I wonder what kind of abuse his staff is taking over this fortnight?

Anyway, this will almost certainly end in his departure. Cuomo’s likely waiting until the last minute to submit his letter of resignation out of both spite and the need to be the center of attention at all times. If for some reason Cuomo doesn’t follow through, then Carl Heastie can simply demand an immediate impeachment vote and the state senate can vote on removal immediately — as well as disqualification. In the meantime, they should pass a bill restraining Cuomo’s authority for executive action on the basis of his announcement of resignation.

Update: Cuomo may not have had a chance to send in his resignation letter, but he’s been proactive on ensuring his pension kicks in right away.

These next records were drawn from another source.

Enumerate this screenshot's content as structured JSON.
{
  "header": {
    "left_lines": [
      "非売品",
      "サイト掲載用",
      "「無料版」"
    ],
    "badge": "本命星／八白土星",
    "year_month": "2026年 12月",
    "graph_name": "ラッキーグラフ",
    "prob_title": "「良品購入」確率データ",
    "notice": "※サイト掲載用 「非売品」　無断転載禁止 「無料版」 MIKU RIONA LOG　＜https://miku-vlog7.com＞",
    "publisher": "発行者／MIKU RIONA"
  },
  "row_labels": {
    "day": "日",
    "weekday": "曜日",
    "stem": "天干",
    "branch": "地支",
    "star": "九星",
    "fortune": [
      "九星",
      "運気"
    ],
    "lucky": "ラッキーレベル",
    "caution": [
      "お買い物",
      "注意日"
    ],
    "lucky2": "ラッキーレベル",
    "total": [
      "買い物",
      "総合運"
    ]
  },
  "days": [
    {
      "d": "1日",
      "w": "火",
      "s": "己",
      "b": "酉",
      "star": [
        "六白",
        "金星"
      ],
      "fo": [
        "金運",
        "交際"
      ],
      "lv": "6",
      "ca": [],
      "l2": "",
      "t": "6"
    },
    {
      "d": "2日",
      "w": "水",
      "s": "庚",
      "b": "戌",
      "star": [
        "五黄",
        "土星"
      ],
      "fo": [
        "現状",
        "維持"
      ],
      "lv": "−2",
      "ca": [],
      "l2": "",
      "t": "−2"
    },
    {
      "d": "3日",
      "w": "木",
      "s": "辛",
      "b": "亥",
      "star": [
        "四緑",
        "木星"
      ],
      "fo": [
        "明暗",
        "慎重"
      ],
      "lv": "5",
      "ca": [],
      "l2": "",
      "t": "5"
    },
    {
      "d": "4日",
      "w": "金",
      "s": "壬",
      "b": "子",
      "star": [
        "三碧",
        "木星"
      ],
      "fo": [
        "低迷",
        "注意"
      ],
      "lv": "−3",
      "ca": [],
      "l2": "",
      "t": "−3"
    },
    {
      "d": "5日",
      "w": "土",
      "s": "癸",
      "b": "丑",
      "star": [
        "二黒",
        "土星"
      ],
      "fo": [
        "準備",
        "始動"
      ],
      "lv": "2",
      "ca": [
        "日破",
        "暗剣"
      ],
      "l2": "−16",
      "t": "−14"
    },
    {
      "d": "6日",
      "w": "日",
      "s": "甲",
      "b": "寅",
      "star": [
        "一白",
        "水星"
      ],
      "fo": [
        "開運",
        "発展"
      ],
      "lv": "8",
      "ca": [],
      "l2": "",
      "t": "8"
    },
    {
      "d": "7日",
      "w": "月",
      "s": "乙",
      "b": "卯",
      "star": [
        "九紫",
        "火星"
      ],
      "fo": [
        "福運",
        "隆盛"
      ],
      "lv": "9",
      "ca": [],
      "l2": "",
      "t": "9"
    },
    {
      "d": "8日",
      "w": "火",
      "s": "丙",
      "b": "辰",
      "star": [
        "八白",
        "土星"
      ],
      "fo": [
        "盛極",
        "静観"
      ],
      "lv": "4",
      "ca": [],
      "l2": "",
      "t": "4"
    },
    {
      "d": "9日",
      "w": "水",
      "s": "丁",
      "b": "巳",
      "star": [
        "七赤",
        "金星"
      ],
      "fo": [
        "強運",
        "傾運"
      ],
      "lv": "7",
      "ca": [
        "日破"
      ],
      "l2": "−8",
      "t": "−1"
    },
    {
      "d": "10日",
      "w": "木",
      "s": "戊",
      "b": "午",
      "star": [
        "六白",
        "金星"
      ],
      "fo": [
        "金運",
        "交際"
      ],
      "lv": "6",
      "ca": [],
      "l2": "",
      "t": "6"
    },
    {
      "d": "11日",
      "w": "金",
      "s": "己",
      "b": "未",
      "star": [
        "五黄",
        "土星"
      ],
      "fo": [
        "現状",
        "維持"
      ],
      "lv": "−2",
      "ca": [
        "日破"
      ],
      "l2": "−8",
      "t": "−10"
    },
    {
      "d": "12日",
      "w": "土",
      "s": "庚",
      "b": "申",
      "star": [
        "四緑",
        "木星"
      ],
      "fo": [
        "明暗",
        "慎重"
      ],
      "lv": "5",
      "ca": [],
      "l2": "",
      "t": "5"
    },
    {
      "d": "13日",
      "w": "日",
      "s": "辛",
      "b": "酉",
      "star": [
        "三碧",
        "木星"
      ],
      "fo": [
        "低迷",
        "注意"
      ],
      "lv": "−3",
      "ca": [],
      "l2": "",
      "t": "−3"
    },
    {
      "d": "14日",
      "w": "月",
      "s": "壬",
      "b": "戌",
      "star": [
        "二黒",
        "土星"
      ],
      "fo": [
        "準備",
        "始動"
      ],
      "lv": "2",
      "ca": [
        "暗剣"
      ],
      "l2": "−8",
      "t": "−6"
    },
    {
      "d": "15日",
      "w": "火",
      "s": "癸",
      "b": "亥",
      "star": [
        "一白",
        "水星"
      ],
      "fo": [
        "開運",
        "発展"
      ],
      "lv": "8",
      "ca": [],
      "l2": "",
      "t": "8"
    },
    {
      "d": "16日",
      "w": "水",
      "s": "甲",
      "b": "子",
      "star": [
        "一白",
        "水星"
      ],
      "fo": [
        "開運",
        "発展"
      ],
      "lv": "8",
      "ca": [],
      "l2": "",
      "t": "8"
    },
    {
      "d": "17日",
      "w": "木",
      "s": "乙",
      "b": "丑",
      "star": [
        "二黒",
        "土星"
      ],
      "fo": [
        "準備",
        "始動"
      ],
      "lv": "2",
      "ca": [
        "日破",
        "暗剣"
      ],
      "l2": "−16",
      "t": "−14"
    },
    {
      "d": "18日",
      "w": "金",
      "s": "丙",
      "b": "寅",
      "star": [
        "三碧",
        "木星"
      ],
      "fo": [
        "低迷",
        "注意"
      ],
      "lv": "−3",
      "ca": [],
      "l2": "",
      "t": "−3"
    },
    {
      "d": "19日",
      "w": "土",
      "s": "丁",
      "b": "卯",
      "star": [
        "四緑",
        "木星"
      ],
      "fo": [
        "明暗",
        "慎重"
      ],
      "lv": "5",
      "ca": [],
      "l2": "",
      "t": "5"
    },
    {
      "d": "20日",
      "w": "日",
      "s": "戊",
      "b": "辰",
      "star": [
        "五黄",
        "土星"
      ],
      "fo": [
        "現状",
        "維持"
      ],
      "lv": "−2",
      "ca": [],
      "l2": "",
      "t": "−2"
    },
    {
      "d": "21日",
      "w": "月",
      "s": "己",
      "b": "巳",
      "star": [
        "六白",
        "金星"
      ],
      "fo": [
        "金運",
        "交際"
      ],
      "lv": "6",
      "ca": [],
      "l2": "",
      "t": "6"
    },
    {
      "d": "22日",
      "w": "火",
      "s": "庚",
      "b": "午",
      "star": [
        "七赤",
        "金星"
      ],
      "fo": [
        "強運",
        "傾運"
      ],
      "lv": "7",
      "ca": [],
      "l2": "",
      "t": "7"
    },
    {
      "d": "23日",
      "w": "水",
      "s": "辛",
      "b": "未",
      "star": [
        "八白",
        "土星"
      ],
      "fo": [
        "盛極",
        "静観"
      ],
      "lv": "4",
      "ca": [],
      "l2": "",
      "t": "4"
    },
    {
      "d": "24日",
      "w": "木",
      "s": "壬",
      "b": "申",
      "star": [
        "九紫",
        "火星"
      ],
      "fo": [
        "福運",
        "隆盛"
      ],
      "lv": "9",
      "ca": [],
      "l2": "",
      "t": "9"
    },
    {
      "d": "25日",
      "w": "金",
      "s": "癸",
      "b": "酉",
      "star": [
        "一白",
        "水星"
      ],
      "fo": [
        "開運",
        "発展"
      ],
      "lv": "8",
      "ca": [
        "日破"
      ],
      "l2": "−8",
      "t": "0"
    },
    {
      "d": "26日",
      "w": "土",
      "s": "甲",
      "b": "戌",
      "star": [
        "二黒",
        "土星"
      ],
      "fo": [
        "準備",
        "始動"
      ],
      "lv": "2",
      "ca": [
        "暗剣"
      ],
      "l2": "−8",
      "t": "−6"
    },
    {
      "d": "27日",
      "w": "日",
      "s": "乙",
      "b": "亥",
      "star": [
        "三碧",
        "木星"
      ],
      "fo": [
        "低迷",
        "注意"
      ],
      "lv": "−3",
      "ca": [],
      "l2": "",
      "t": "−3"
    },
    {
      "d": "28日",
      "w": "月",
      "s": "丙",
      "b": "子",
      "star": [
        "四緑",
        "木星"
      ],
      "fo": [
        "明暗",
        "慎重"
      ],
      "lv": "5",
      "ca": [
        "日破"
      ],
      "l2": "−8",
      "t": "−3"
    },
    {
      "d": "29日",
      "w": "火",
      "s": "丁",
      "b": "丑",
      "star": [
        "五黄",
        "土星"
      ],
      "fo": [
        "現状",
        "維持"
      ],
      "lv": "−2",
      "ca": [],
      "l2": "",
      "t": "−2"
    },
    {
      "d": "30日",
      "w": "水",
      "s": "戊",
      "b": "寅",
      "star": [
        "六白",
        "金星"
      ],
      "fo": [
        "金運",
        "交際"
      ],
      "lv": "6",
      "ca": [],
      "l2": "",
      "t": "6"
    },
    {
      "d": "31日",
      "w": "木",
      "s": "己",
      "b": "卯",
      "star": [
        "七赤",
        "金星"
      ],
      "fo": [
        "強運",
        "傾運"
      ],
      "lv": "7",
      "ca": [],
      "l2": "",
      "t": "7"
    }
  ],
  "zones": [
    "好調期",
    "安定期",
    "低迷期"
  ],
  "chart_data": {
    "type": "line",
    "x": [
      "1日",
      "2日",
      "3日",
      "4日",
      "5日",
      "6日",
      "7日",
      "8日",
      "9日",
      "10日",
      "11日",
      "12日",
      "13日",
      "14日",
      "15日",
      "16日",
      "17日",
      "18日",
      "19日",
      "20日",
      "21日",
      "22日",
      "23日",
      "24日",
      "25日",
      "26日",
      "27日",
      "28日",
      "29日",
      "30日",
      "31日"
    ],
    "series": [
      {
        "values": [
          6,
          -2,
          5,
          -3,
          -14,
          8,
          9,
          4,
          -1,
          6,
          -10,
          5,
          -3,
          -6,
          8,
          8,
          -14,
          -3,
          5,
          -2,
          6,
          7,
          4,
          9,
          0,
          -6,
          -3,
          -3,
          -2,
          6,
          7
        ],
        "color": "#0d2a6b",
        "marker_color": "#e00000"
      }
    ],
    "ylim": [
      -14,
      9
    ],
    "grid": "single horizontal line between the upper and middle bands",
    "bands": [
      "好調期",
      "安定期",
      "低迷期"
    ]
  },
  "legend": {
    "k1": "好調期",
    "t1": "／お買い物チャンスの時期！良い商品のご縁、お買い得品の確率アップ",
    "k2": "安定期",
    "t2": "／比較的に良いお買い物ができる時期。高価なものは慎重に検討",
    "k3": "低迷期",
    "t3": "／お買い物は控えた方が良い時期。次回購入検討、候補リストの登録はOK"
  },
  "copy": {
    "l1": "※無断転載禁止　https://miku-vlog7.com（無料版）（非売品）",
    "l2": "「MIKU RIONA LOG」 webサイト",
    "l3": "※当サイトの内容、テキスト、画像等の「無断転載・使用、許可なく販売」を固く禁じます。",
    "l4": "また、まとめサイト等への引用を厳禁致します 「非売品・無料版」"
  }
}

He might not have a long time to enjoy them, however, no matter how good his health remains:

New York Governor Andrew Cuomo filed for retirement benefits on Tuesday, following his decision to resign last week amid a sexual-harassment scandal.

Officially filing for retirement sets Cuomo up to receive a monthly pension payment from the state after more than a decade in public office. The three-term Democrat could be eligible to receive at least $50,000 a year in pension benefits from the state, according to the Empire Center, an Albany watchdog group. The payment could potentially be revoked if he is convicted of a felony, the group said.

Given Cuomo’s impact, his retirement planning is at least some good news today.